# Forces & kinematic equations

1. Jan 13, 2007

### L²Cc

1. The problem statement, all variables and given/known data
After falling from rest a a height of 30 m, a 0.50 kg ball rebounds upward, reaching a height of 20 m. If the contact between ball and ground lasted 2.0 ms, what average force was exerted on the ball?

2. Relevant equations

3. The attempt at a solution
I figured I had to find the average acceleration (v-u/t) in order to determine the average force acting on the ball. Hence, the initial acceleration is 9.8 m/s. Now, how do I find the final acceleration using the given information; the ball is moving upward so gravity is no longer acting on it.
I know that the final velocity of the ball (traveling 30 m) is 24.25 m/s, based on the formula v²=u²+2as...would this value help me in solving the problem?

2. Jan 13, 2007

### Hootenanny

Staff Emeritus
:surprised

3. Jan 13, 2007

### L²Cc

lol as in I mean the acceleration of the ball isn't 9.8 m/s² since it rebounds upward...

4. Jan 13, 2007

### Hootenanny

Staff Emeritus
Are you quite sure about that? It is not the initial and final accelerations that are important, it is the velocities just before and after the collision which are vital. You may wish to consider the impulse-momentum theorem.

5. Jan 13, 2007

### L²Cc

Well, we haven't done the impulse-momentum theorem...Would the initial velocity be 24.45 m/s and the final velocity 0 since the ball hits the ground with the first velocity and comes to a rest for 2 ms, and then rebounds upward....Hence, the average velocity would be (0-24.25/0.002s) ???

6. Jan 13, 2007

### Hootenanny

Staff Emeritus
The initial velocity is correct. As for the final velocity you want to find the velocity just after the collision with the floor.

The impulse-momentum theorem simply states;

$$F\cdot dt = m\cdot dv\hspace{1cm}\text{(for constant mass)}$$

7. Jan 13, 2007

### L²Cc

Would the following info help us find the velocity of the ball after the collision:
0.002 s, initial v = 24.45 m/s, and initial s = 30 m ?
The only kinematic equation which does not ask for acceleration is: s= (u+v/s)t ???

8. Jan 13, 2007

### Hootenanny

Staff Emeritus
Okay think of the question this way.

You throw a ball vertically upwards, if the ball reaches a maximum height of 20m above your hand find the intial velocity.

Does that make sense?

9. Jan 13, 2007

### L²Cc

is the initial velocity 19.80 m/s if, say, the acceleration is 9.8 m/s², final v = 0m/s, and s = 20m...?
Although when you square root u² (if we are to use the formula v²=u²+2as), u is a complex number...?!

10. Jan 13, 2007

### Hootenanny

Staff Emeritus
Correct, so now you know that before the collision the velocity was 24.5m/s and after the collision the velocity was 19.80 m/s. Using the impulse formulae I gave you above can you go from here?

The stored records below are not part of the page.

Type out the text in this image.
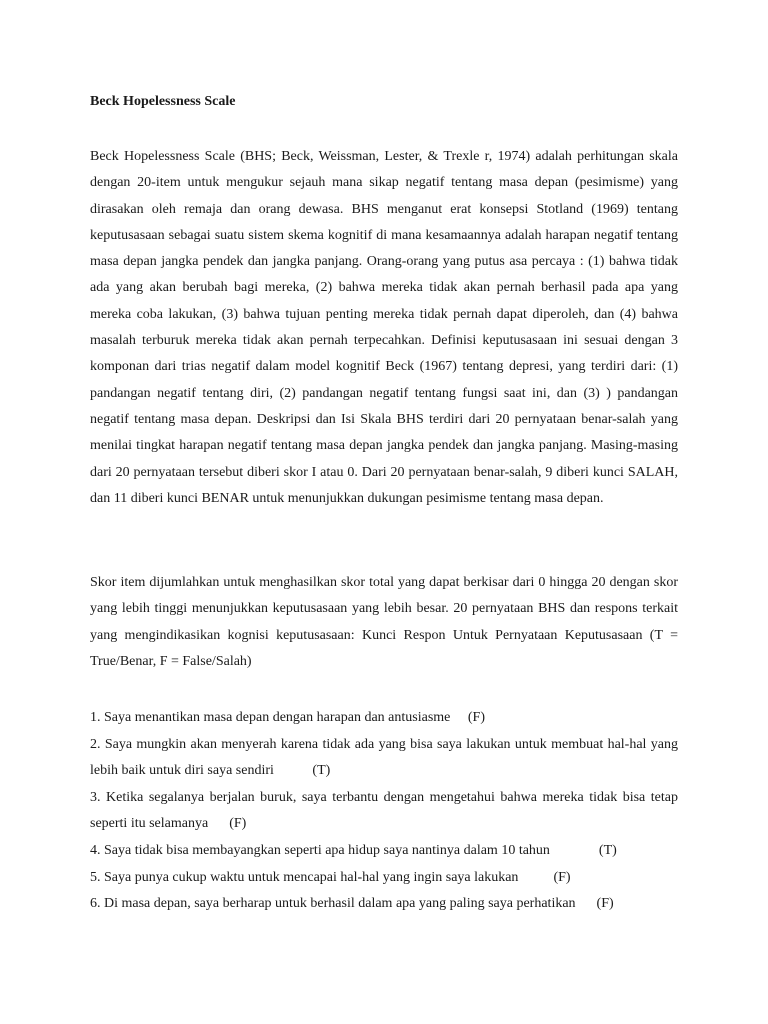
Beck Hopelessness Scale

Beck Hopelessness Scale (BHS; Beck, Weissman, Lester, & Trexle r, 1974) adalah perhitungan skala dengan 20-item untuk mengukur sejauh mana sikap negatif tentang masa depan (pesimisme) yang dirasakan oleh remaja dan orang dewasa. BHS menganut erat konsepsi Stotland (1969) tentang keputusasaan sebagai suatu sistem skema kognitif di mana kesamaannya adalah harapan negatif tentang masa depan jangka pendek dan jangka panjang. Orang-orang yang putus asa percaya : (1) bahwa tidak ada yang akan berubah bagi mereka, (2) bahwa mereka tidak akan pernah berhasil pada apa yang mereka coba lakukan, (3) bahwa tujuan penting mereka tidak pernah dapat diperoleh, dan (4) bahwa masalah terburuk mereka tidak akan pernah terpecahkan. Definisi keputusasaan ini sesuai dengan 3 komponan dari trias negatif dalam model kognitif Beck (1967) tentang depresi, yang terdiri dari: (1) pandangan negatif tentang diri, (2) pandangan negatif tentang fungsi saat ini, dan (3) ) pandangan negatif tentang masa depan. Deskripsi dan Isi Skala BHS terdiri dari 20 pernyataan benar-salah yang menilai tingkat harapan negatif tentang masa depan jangka pendek dan jangka panjang. Masing-masing dari 20 pernyataan tersebut diberi skor I atau 0. Dari 20 pernyataan benar-salah, 9 diberi kunci SALAH, dan 11 diberi kunci BENAR untuk menunjukkan dukungan pesimisme tentang masa depan.

Skor item dijumlahkan untuk menghasilkan skor total yang dapat berkisar dari 0 hingga 20 dengan skor yang lebih tinggi menunjukkan keputusasaan yang lebih besar. 20 pernyataan BHS dan respons terkait yang mengindikasikan kognisi keputusasaan: Kunci Respon Untuk Pernyataan Keputusasaan (T = True/Benar, F = False/Salah)

1. Saya menantikan masa depan dengan harapan dan antusiasme (F)
2. Saya mungkin akan menyerah karena tidak ada yang bisa saya lakukan untuk membuat hal-hal yang lebih baik untuk diri saya sendiri	(T)
3. Ketika segalanya berjalan buruk, saya terbantu dengan mengetahui bahwa mereka tidak bisa tetap seperti itu selamanya (F)
4. Saya tidak bisa membayangkan seperti apa hidup saya nantinya dalam 10 tahun	(T)
5. Saya punya cukup waktu untuk mencapai hal-hal yang ingin saya lakukan	(F)
6. Di masa depan, saya berharap untuk berhasil dalam apa yang paling saya perhatikan (F)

Initial velocity will not be complex if you have defined you coordinate system and manipulated your equation correctly.

11. Jan 13, 2007

### L²Cc

f x dt = 0.50 kg x (24.45 - 19.8)?

12. Jan 13, 2007

### Hootenanny

Staff Emeritus
Correct, except your change in velocity should be final - initial i.e. 19.8 - 24.45

Now, you also know the time over which the force acts, so you can calculate the average force.

13. Jan 13, 2007

### L²Cc

F= (0.50 kg x -4.65)/ 0.02 ?

14. Jan 13, 2007

### Hootenanny

Staff Emeritus
Careful, 2 ms $\neq$ 0.02 s

15. Jan 13, 2007

### L²Cc

Yeah, I corrected the error but I guess it didn't save the changes! So the answer is -1.16 x 10^4

16. Jan 13, 2007

### Hootenanny

Staff Emeritus
No, your an order of magnitude off. It should be -1.16x103N

17. Jan 13, 2007

### L²Cc

hmmm...The answer key in my textbook claims that the answer is 1.1 x 10^4 upward????

18. Jan 13, 2007

### Hootenanny

Staff Emeritus
In that case, the answer in the book is off by an order of magnitude, the direction is correct (negative implying opposite direction to motion, which in this case is up). One small error I did spot is that your 24.45 should be she 24.25

19. Jan 13, 2007

### L²Cc

Oh ok, Thank you Hootenanny, once again! :)

20. Jan 13, 2007

### Hootenanny

Staff Emeritus
Once again a pleasure.